Brazzaville – Wednesday, Thursday, Friday

Another country, another challenge.

Actually, the people at the Gabonese Embassy turned out to be the best – ever!

Wednesday

Got up early and walked to the embassy. All I needed that I didn’t have was a copy of my hotel booking and my Congo visa.

Probably not getting copies here at the embassy 🙂

Now that it was Wednesday, I was worried that with the 72-hour hold I wouldn’t be able to get it back before I wanted to get on the road Friday.

Found this guy on the street who made me copies of my visa, now where can I get someone to print something? Well, the Radisson! What a great staff!

Grabbed my copies, jumped on a moto taxi and ran up to the gate ….They said they closed at 3PM, turns out they can close whenever they want.

Some bikes mysteriously appeared in the parking lot!

Thursday

Got up early and went to the embassy.

Turned in all my paperwork and sat and waited for someone to tell me when I could pick up my visa.

They brought me into another room to get my fingerprints and pay my fee.

10 minutes later – got my visa for Gabon!!!!! What an amazing experience.

Got back to the apartment and I received a message from someone on WhatsApp. Seems my travels have made me rather infamous…in facebook groups.

Can’t seem to find the comments anymore, facebook sucks. I’d like to give a shout-out to Johnny Scheff from Motoworks Chicago about his comment, something like “Tim Hunnewell is travelling in Africa, make and model look right”. Come on Johnny, I’ve been sporting the MW hat for a month now, and you don’t even know my plate? 🙂 Aside from the fact that there are only about 7 foreigners right now on motobikes in all of Western Africa – and only one (stupid?) American, your comment was still pretty dead on anyway.

Got to meet the original poster – Silke. Her partner, Jan, was laid up after a long ride along the Congo river without an inflated sleeping pad.

(I grabbed this picture from one of their posts) We met in the parking lot and we walked so she could pick up some italian food from this place down the street for her and Jan. Silke and I discussed having dinner at this place I eyeballed near the Gabonese embassy – The Butcher Block. Kinda funny, almost every place I’ve been to has a restaurant called this.

The Italian place had some good looking sweets, but not for me….

Stopped by a local place to find some food and watch some soccer. I’d have to travel pretty far to get anything Congolese, so burger. Western food has totally dominated most major cities. Makes me miss Cabinda!

Later that night the skies opened up and it rained like crazy. I was pretty happy I wasn’t out in the middle of that shit.

Friday

Got up and did some bike maintenance. I wanted to be on the road early knowing that the gas stationed opened at 6AM. I also had to make sure that the security guard would be there to open the gate that early. That seems to be a recurring theme of this trip.

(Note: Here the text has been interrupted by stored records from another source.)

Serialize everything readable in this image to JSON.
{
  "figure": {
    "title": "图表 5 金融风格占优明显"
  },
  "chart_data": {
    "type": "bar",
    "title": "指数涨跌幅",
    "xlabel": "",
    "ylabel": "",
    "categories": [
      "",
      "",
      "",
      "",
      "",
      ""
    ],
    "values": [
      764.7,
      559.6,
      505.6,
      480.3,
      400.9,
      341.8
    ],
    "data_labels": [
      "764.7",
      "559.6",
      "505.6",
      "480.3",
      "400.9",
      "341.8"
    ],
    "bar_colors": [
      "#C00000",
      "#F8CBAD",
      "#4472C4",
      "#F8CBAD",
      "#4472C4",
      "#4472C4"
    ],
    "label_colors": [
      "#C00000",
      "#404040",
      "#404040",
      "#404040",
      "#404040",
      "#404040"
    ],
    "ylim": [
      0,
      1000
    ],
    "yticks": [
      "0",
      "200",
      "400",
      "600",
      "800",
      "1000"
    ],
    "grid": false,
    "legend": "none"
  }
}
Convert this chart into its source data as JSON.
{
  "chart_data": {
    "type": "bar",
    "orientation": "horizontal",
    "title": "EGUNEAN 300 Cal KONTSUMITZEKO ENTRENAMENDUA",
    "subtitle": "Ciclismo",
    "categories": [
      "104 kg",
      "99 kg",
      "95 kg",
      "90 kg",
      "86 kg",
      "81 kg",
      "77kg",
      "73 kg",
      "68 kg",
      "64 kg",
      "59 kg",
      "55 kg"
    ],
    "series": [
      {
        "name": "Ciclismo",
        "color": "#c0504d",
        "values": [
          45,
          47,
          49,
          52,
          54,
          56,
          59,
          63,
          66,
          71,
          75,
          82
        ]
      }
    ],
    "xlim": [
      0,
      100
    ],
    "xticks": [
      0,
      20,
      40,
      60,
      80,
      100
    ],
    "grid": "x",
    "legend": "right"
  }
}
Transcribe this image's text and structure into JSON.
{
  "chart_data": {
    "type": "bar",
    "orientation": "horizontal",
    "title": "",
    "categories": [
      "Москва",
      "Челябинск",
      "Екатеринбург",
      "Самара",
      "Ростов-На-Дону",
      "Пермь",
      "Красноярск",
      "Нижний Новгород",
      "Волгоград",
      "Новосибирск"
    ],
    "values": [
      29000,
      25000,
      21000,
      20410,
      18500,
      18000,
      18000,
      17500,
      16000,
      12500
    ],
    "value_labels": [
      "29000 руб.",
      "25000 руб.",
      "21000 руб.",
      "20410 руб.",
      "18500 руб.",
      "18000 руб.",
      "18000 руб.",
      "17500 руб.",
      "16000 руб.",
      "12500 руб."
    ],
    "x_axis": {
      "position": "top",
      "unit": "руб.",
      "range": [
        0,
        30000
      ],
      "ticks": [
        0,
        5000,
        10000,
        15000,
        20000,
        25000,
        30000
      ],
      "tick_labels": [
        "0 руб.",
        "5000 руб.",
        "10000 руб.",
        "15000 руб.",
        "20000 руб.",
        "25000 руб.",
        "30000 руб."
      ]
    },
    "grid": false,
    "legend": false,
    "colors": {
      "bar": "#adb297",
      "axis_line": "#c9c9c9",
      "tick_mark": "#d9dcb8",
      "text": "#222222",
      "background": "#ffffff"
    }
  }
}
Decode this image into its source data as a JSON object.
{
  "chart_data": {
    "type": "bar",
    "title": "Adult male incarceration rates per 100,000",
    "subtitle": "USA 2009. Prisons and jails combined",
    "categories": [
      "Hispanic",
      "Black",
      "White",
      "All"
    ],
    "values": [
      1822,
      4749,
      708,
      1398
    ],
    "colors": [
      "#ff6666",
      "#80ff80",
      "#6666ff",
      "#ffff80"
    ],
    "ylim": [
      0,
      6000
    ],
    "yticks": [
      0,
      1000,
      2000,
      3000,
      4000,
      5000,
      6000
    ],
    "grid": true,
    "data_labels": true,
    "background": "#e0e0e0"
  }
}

I walked over to Paul, the chain that’s everywhere in French-speaking parts, and passed the tower of who knows.

This structure was damaged during the last West African War (2nd?) and cost millions to renovate – even more than it’s original construction. This did not sit well with the people. I saw you could take a tour, but nah. Not for me.

No matter how many times I see it, seeing women carrying heavy loads on their heads and a baby on their back still impresses me. Such strength.

Silke, Jan, and I had dinner at The Butcher’s Block.

I had the hangar medallions with potatoes and a tiny salad. Actually, we all had the tiny salad. It was fantastic. So was the $4 glass of whiskey.